In the Middle East, ISIS forces have destroyed countless mosques and ancient buildings. In 2017, they destroyed the 842-year-old al-Nuri mosque in Mosul as Iraqi forces closed in on the city. Their campaign has demonstrated the symbolic power of this kind of destruction in real time, and it will take countless years to repair the damage caused by the group. This kind of deliberate destruction follows the exact same model as the violence that came before it in New Spain and the United States. Those monuments that did not survive were not eliminated by some natural process but rather out of the power to enact violence. Evidently, there is power in the ability to destroy others’ monuments and in the ability to preserve your own.

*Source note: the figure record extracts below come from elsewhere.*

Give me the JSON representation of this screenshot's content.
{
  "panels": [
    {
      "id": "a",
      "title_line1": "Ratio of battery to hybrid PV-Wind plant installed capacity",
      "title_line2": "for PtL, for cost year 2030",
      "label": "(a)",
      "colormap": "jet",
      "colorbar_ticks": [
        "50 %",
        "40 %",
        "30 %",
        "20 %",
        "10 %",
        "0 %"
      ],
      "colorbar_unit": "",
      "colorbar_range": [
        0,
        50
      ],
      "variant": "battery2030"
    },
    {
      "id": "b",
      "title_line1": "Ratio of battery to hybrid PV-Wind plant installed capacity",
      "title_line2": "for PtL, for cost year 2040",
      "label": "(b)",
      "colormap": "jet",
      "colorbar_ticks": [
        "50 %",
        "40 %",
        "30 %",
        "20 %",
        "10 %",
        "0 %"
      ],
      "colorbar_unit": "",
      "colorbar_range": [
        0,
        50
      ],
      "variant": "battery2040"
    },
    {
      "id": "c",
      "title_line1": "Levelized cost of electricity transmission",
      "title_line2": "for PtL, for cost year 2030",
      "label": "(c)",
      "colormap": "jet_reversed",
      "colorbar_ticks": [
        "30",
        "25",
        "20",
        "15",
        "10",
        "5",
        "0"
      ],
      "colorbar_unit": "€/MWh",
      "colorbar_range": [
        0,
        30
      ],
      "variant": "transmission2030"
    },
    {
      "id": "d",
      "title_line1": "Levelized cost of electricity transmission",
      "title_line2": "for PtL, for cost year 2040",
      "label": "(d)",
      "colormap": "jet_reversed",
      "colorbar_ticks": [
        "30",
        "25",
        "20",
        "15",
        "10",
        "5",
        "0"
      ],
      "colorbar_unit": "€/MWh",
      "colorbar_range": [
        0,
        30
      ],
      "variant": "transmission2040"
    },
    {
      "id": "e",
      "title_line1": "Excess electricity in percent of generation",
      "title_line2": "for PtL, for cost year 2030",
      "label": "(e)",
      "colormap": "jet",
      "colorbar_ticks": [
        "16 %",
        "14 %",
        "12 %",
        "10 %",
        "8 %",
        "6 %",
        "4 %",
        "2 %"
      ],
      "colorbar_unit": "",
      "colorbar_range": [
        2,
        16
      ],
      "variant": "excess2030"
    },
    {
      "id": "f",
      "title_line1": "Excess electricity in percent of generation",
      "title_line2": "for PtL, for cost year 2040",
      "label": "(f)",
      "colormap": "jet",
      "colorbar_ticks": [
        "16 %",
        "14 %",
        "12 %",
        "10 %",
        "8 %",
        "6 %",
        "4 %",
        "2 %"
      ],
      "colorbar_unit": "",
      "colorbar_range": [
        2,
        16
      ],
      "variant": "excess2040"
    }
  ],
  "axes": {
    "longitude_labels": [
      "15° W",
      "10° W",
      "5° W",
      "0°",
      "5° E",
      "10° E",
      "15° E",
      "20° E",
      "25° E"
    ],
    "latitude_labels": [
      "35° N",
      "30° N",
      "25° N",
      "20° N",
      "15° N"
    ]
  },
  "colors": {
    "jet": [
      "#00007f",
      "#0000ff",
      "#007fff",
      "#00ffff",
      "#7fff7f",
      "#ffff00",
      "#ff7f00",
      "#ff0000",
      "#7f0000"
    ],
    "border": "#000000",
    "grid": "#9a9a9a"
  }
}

On March 26, April 2 and April 4, an arsonist destroyed three predominantly black churches in St. Landry Parish, LA. These places of worship brought together communities for something greater than themselves, much like Notre-Dame. But the over $2.1 million raised by a crowdfunding campaign for the black churches pales in comparison to the over $1 billion already pledged to repair the cathedral. The fundraising differential is due to more than just the value of the buildings themselves. It is a reflection of France’s entire history of the nation’s development — including colonization — for as long as the cathedral has been around.
So yes, it is tragic that damage has befallen a site that has survived as long as Notre-Dame. But it’s not as if those other sites are no longer around simply because they weren’t as important. Notre-Dame does have tremendous historic value by sheer virtue of its longevity, but we cannot let its survival alone legitimize the history it represents. Succumbing to triumphalism in our evaluation of the damages erases the fact that much of this history is marred by extreme violence and imperialism.
Many in France identify with the cathedral as a symbol of their resoluteness in the face of threats, but we should take care to think of those who did not survive the threats to their ways of living. Simply because the victims of imperialism were unable to resist the forces that tore their families and tribes apart does not mean that their loss is any less significant. It is precisely this form of normalized, institutionalized violence that threatens humanity the most. We must save more than just the Notre-Dame: We must save our lost sympathy for the oppressed.